In August 2019, at the of age 29, I suffered a ‘nervous breakdown’ and subsequently my whole life suddenly started to make sense. I was finally diagnosed as having bipolar type 2. This was in addition to my already severe anxiety and depression that I had been dealing with for years. The psychiatrist reported that he knew within the first 10 minutes of meeting me that my symptoms were caused by bipolar.

Accepting the diagnosis

At first, I’ll be honest, I was absolutely devastated. There was, and I feel there still is, huge stigma around the illness. And as a single parent living alone with my daughter, I was absolutely terrified that they would deem me an unfit mother and take her away from me. After processing the diagnosis, as much as I didn’t want the label, I soon realised that I needed one. Without my label, no one would understand, and the support would not be there. I really feel that this is something that spreads across the realms of all disabilities and mental illnesses. We don’t want to be labelled, but the label is the very thing that is needed to validate us when it comes to support and assistance.

Finding the right medication

Following my diagnosis, I was offered a medication with a common side effect of possible weight gain. As a person who enjoys the gym and takes care of her physique this was a massive no-no for me. As much as it may sound fickle and vain, I am not a massively confident person and I explained that I don’t want to treat one problem which will in turn give me another one that might even leave me feeling worse. It’s worth mentioning here that the gym and exercise has always been such a beneficial activity for me. And even now I go often and can feel the difference if I don’t.

It also became apparent that my undetected bipolar could have actually been adversely affected because of the strong dose of antidepressants that I had been taking. My psychiatrist and I worked out a plan to medicate and manage the way I was feeling and how I was coping. Part of this was trying to pinpoint a change from my usual mental struggles. I had lost my grandmother and the woman who took me in and raised me four years previously to cancer. I now know that this is when it first started to really take hold.

Prioritising my creativity

Now after over two years of trial and error with varying meds and doses, I now know that for me the most effective way of managing my bipolar is by being creative. Even as a child I would always be drawing or making something and even as young as six years old, it says on a piece of my work: ‘When I’m older I want to be an artist… or a hairdresser!’ Even at high school I was very academically bright. I even went to Oxford University as part of the top 10% gifted and talented in the UK… I never lost the desire of: ‘I want to be an artist or a hairdresser.’ Much to my teacher’s disappointments, it’s not surprising to me now at 32 that I immediately went into hairdressing and have stayed in the industry ever since.

Albeit a little cliched, I would definitely say that I am an artist! And a scientist and a therapist! I’m really proud that despite all the struggles, and the unpredictability of my illnesses, I run a small, independent and very successful hair and beauty salon at the heart of the community. I get to spend all day making people feel beautiful, laughing and being creative. It’s like my paintbrushes from childhood got a giant upgrade - colouring is definitely my specialty.  We have been a national finalist in 3 of the biggest competitions. I really enjoy interior design and took much pride in the salon’s renovation from a derelict space to a pretty, calm and welcoming space for customers. Sometimes I can feel very low but can now recognise that two things will never fail to make me feel better - creativity and exercise.

If I haven’t got a creative focus - for example throughout lockdowns when I wasn’t able to work - I then start to struggle. I really miss the escapism and probably control to an extent of creating something and being the master of the results.  I know some people find mindful colouring useful. For me it’s the same with creating beautiful colour work or hairstyles. I do still like to draw, but I think it’s the person that comes with my creative tasks now that makes my job the epicentre of my motivations creatively. 

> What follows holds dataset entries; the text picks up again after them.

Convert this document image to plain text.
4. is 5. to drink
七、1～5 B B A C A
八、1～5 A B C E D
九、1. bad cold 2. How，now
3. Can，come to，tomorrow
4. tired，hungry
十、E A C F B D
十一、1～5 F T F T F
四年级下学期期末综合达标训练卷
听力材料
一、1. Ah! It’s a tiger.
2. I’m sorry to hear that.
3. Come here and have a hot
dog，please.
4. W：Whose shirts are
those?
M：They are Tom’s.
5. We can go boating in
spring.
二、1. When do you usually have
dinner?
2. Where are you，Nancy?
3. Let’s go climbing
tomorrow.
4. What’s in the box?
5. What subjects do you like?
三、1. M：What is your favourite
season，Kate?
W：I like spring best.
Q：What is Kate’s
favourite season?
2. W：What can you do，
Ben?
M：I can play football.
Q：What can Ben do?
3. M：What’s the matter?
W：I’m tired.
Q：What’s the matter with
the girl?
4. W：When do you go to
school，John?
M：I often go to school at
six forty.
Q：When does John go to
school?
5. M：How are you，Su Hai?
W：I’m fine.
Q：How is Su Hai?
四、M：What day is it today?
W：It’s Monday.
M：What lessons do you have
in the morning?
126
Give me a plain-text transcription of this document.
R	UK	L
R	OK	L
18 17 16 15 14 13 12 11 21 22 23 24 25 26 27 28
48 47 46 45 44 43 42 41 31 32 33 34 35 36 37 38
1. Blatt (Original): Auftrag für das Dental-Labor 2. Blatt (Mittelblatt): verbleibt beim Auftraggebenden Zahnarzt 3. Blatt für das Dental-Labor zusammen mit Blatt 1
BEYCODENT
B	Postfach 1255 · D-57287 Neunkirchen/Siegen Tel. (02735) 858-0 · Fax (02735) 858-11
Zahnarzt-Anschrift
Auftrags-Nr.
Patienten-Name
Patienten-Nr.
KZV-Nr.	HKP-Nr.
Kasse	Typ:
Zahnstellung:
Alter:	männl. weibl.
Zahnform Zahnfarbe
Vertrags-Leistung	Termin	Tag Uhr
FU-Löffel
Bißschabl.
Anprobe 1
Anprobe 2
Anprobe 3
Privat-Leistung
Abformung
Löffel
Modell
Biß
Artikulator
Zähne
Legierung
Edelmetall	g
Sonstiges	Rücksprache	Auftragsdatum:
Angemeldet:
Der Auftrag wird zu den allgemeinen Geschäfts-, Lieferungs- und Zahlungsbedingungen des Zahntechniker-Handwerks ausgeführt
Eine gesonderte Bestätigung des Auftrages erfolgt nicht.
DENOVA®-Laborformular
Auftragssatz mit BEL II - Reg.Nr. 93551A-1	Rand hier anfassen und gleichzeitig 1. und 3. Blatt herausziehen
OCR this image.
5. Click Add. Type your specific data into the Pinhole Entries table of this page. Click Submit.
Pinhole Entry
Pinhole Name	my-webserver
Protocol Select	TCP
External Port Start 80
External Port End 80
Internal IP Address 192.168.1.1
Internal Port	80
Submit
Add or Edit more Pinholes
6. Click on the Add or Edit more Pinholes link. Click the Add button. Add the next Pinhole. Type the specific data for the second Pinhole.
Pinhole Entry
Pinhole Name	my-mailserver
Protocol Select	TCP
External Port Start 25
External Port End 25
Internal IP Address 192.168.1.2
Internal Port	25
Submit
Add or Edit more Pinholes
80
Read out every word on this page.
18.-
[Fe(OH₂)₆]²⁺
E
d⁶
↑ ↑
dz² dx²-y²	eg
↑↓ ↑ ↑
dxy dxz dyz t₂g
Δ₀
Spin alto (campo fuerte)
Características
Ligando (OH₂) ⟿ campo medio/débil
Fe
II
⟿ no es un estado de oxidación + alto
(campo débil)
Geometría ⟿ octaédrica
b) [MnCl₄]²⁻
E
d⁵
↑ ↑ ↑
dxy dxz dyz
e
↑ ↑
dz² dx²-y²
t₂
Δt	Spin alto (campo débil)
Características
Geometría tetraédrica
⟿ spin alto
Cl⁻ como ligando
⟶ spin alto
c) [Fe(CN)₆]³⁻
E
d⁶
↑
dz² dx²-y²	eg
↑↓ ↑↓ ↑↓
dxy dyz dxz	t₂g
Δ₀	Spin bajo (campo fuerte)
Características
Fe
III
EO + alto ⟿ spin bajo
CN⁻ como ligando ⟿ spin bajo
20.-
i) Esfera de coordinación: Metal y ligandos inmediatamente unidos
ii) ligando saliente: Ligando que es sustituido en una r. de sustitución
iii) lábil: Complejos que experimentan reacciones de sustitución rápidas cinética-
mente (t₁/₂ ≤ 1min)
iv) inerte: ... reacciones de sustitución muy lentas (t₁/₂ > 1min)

Speaking openly about my mental health

Now I’m older things continue to make more sense. Recently I had an epiphany: people who visit the salon always tell me that I am like a free therapist… but actually, I realised that because I care about those people so much, I fully understand the power I have to make them feel better. They are unbeknowignly helping me. I have those days where I can’t face the world, I never know when they are coming and how long they will last- which is the nature of the beast…. but because I will not let these people down it forces me to get up and get to work. By the end of the day, I’ve been creative, made people feel great and then don’t have the added pressure of disappointing anyone or the stress of rescheduling.

That said, I am very lucky. It is not a secret that I have mental illnesses. It’s something that’s been widely acknowledged, accepted and supported. I feel free to speak openly about the way I’m feeling or to encourage others to feel like they can speak openly also. People come from far and wide because they also have bipolar and other mental illnesses and it’s a welcome relief to go to a salon that understands. In contrast, we also offer appointments in complete silence and sometimes even with the shutters down if they prefer. It’s interesting that something I thought would potentially tarnish my business actually is having the opposite effect.  I would say that this is my biggest achievement in my career.